Setting discovery.seed_hosts tells a self-managed Elasticsearch node which master-eligible transport addresses to contact when it starts or rejoins a cluster. A complete seed list helps nodes find the same cluster after restarts, node additions, DNS changes, or maintenance windows.

Elasticsearch reads discovery.seed_hosts as a static node setting from /etc/elasticsearch/elasticsearch.yml on package-managed Linux nodes. The entries are transport-layer addresses, not HTTP URLs, so each name or IP address must lead to a reachable 9300 endpoint unless the cluster uses a different configured transport port.

Peer discovery still depends on matching cluster.name values, routable transport addresses, and compatible security material between nodes. For a brand-new multi-node cluster, cluster.initial_master_nodes is used only for the first election and should be removed after the cluster forms; joining or restarting nodes should use the seed host list without a bootstrap list.

Steps to set Elasticsearch discovery seed hosts:

  1. Back up the current Elasticsearch configuration file.
    $ sudo cp --archive /etc/elasticsearch/elasticsearch.yml /etc/elasticsearch/elasticsearch.yml.bak
  2. Open /etc/elasticsearch/elasticsearch.yml on the node that needs the discovery update.
    $ sudoedit /etc/elasticsearch/elasticsearch.yml
  3. Set the shared cluster.name value if it is not already defined.

    Nodes with different cluster.name values never join the same cluster.

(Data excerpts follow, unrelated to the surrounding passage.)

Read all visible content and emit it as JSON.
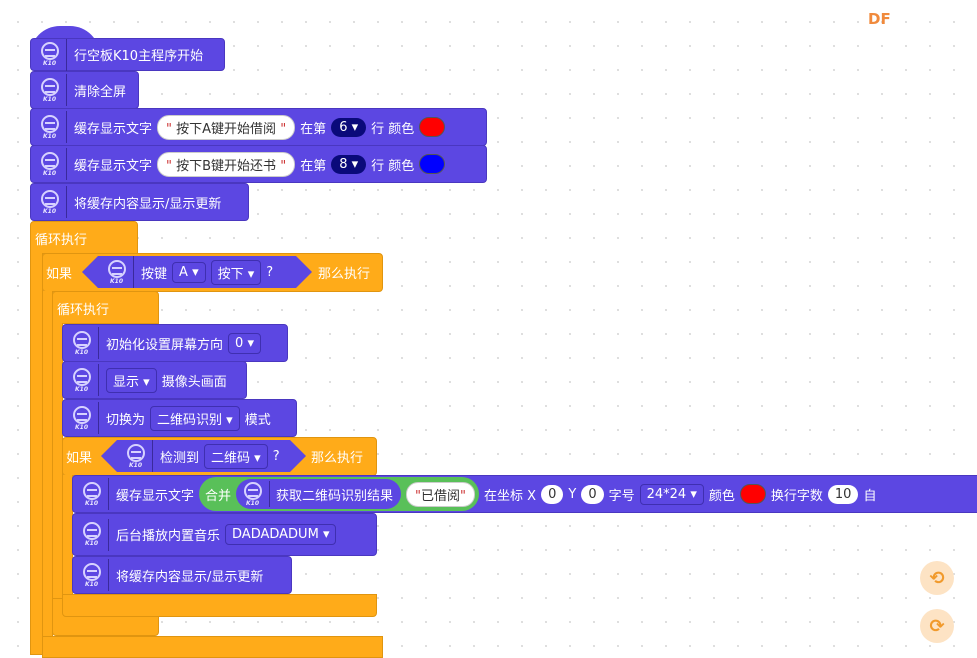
{
  "logo": "DF",
  "k10_label": "K10",
  "blocks": {
    "hat": "行空板K10主程序开始",
    "clear": "清除全屏",
    "cache1": {
      "label": "缓存显示文字",
      "text": "按下A键开始借阅",
      "at": "在第",
      "row": "6",
      "row_suffix": "行 颜色",
      "color": "#ff0000"
    },
    "cache2": {
      "label": "缓存显示文字",
      "text": "按下B键开始还书",
      "at": "在第",
      "row": "8",
      "row_suffix": "行 颜色",
      "color": "#0000ff"
    },
    "refresh1": "将缓存内容显示/显示更新",
    "loop1": "循环执行",
    "if1": {
      "if": "如果",
      "key": "按键",
      "key_value": "A",
      "state": "按下",
      "q": "?",
      "then": "那么执行"
    },
    "loop2": "循环执行",
    "init": {
      "label": "初始化设置屏幕方向",
      "value": "0"
    },
    "camera": {
      "value": "显示",
      "label": "摄像头画面"
    },
    "switch": {
      "label": "切换为",
      "value": "二维码识别",
      "suffix": "模式"
    },
    "if2": {
      "if": "如果",
      "detect": "检测到",
      "value": "二维码",
      "q": "?",
      "then": "那么执行"
    },
    "cache3": {
      "label": "缓存显示文字",
      "join": "合并",
      "get": "获取二维码识别结果",
      "text": "已借阅",
      "at_x": "在坐标 X",
      "x": "0",
      "y_label": "Y",
      "y": "0",
      "size_label": "字号",
      "size": "24*24",
      "color_label": "颜色",
      "color": "#ff0000",
      "wrap_label": "换行字数",
      "wrap": "10",
      "auto": "自"
    },
    "music": {
      "label": "后台播放内置音乐",
      "value": "DADADADUM"
    },
    "refresh2": "将缓存内容显示/显示更新"
  },
  "quote": "\"",
  "dropdown_arrow": "▾",
  "undo_icon": "⟲",
  "redo_icon": "⟳"
}
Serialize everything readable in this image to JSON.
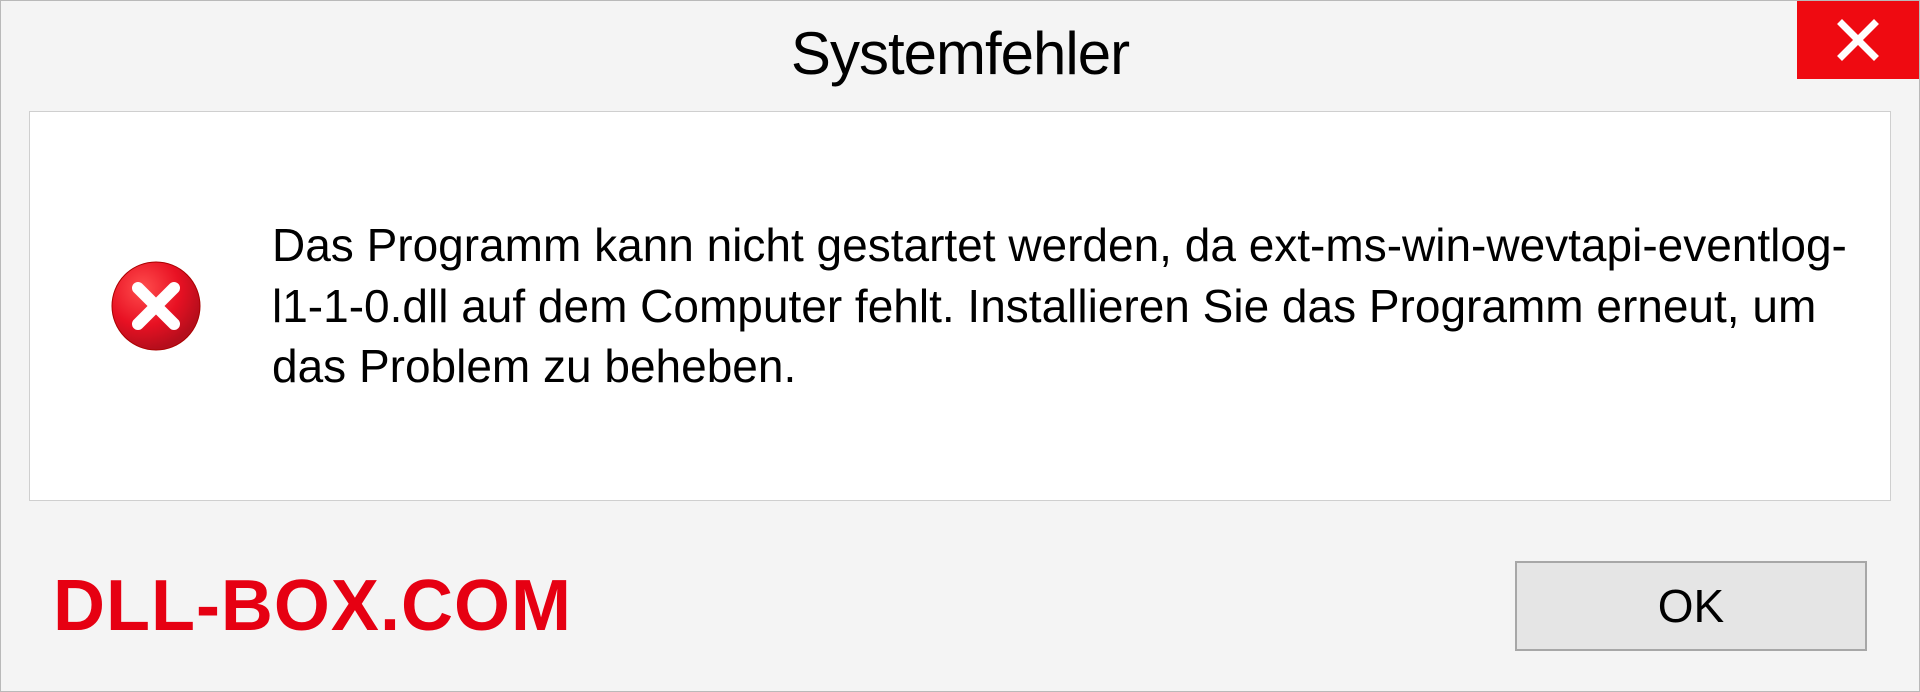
{
  "dialog": {
    "title": "Systemfehler",
    "message": "Das Programm kann nicht gestartet werden, da ext-ms-win-wevtapi-eventlog-l1-1-0.dll auf dem Computer fehlt. Installieren Sie das Programm erneut, um das Problem zu beheben.",
    "ok_label": "OK"
  },
  "watermark": "DLL-BOX.COM",
  "colors": {
    "close_bg": "#ef0a11",
    "error_icon": "#e81123",
    "watermark": "#e60012"
  }
}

    cluster.name: search-cluster
  4. Set discovery.seed_hosts to the transport addresses of every master-eligible node in the cluster.
    discovery.seed_hosts:
      - es-master-a:9300
      - es-master-b:9300
      - es-master-c:9300

    Use fixed DNS names or IP addresses that resolve to reachable transport endpoints. Each address may be host or host:port; if the port is omitted, Elasticsearch checks transport.profiles.default.port, then transport.port, and otherwise uses 9300.

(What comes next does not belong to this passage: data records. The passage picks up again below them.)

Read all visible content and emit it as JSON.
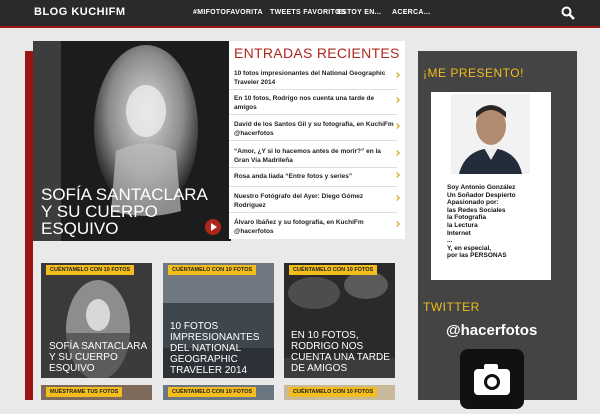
{
  "header": {
    "brand": "BLOG KUCHIFM",
    "nav": [
      "#MIFOTOFAVORITA",
      "TWEETS FAVORITOS",
      "ESTOY EN...",
      "ACERCA..."
    ],
    "search_icon": "search-icon"
  },
  "featured": {
    "title": "SOFÍA SANTACLARA Y SU CUERPO ESQUIVO",
    "arrow_icon": "play-arrow-icon"
  },
  "recent": {
    "heading": "ENTRADAS RECIENTES",
    "items": [
      "10 fotos impresionantes del National Geographic Traveler 2014",
      "En 10 fotos, Rodrigo nos cuenta una tarde de amigos",
      "David de los Santos Gil y su fotografía, en KuchiFm @hacerfotos",
      "“Amor, ¿Y si lo hacemos antes de morir?” en la Gran Vía Madrileña",
      "Rosa anda liada “Entre fotos y series”",
      "Nuestro Fotógrafo del Ayer: Diego Gómez Rodriguez",
      "Álvaro Ibáñez y su fotografía, en KuchiFm @hacerfotos"
    ]
  },
  "tiles": [
    {
      "tag": "CUÉNTAMELO CON 10 FOTOS",
      "caption": "SOFÍA SANTACLARA Y SU CUERPO ESQUIVO"
    },
    {
      "tag": "CUÉNTAMELO CON 10 FOTOS",
      "caption": "10 FOTOS IMPRESIONANTES DEL NATIONAL GEOGRAPHIC TRAVELER 2014"
    },
    {
      "tag": "CUÉNTAMELO CON 10 FOTOS",
      "caption": "EN 10 FOTOS, RODRIGO NOS CUENTA UNA TARDE DE AMIGOS"
    },
    {
      "tag": "MUÉSTRAME TUS FOTOS",
      "caption": ""
    },
    {
      "tag": "CUÉNTAMELO CON 10 FOTOS",
      "caption": ""
    },
    {
      "tag": "CUÉNTAMELO CON 10 FOTOS",
      "caption": ""
    }
  ],
  "sidebar": {
    "about_heading": "¡ME PRESENTO!",
    "about_text": "Soy Antonio González\nUn Soñador Despierto\nApasionado por:\nlas Redes Sociales\nla Fotografía\nla Lectura\nInternet\n...\nY, en especial,\npor las PERSONAS",
    "twitter_heading": "TWITTER",
    "twitter_handle": "@hacerfotos",
    "camera_icon": "camera-icon"
  },
  "colors": {
    "accent_red": "#b0251c",
    "accent_yellow": "#f2bd1d",
    "header_bg": "#2a2a2a"
  }
}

  5. Remove cluster.initial_master_nodes from joining or restarting nodes.
    cluster.initial_master_nodes:
      - es-master-a
      - es-master-b
      - es-master-c

    cluster.initial_master_nodes is only for the first bootstrap of a brand-new cluster. Do not leave it on nodes joining an existing cluster, nodes that are restarting, or nodes in a full-cluster restart.

  6. Save the file.
  7. Apply the same discovery.seed_hosts list on the remaining nodes that should be able to rejoin the cluster.

    The first installed node in a multi-node package deployment also needs a complete discovery.seed_hosts list, or later restarts can fail discovery bootstrap checks.

  8. Restart Elasticsearch on one changed node at a time.
    $ sudo systemctl restart elasticsearch

    Wait for each restarted node to rejoin before restarting the next one so the cluster keeps quorum and shard movement stays controlled.

  9. Confirm the service returned to the running state.
    $ systemctl is-active elasticsearch
    active

    Use sudo journalctl --unit=elasticsearch.service --no-pager --lines=80 when the unit does not return active.

  10. Wait for the expected node count to appear through the local HTTP API.
    $ curl --silent --show-error --fail "http://localhost:9200/_cluster/health?wait_for_nodes=>=3&timeout=60s&filter_path=cluster_name,status,timed_out,number_of_nodes&pretty"
    {
      "cluster_name" : "search-cluster",
      "status" : "green",
      "timed_out" : false,
      "number_of_nodes" : 3
    }

    number_of_nodes and timed_out confirm discovery more directly than the health color alone.

    Self-managed package installs with security enabled typically require HTTPS, a trusted CA, and authentication. Use the same scheme and credentials that operators use for the cluster HTTP API.

  11. List cluster nodes and confirm that the node rejoined the expected cluster state.
    $ curl --silent --show-error --fail "http://localhost:9200/_cat/nodes?v&s=name&h=ip,name,node.role,master"
    ip         name        node.role   master
    192.0.2.40 es-master-a cdfhilmrstw *
    192.0.2.41 es-master-b cdfhilmrstw -
    192.0.2.42 es-master-c cdfhilmrstw -

    The master column must show exactly one *. If the node is missing from the list, recheck transport reachability, DNS resolution, cluster.name, and whether the seed list targets master-eligible nodes.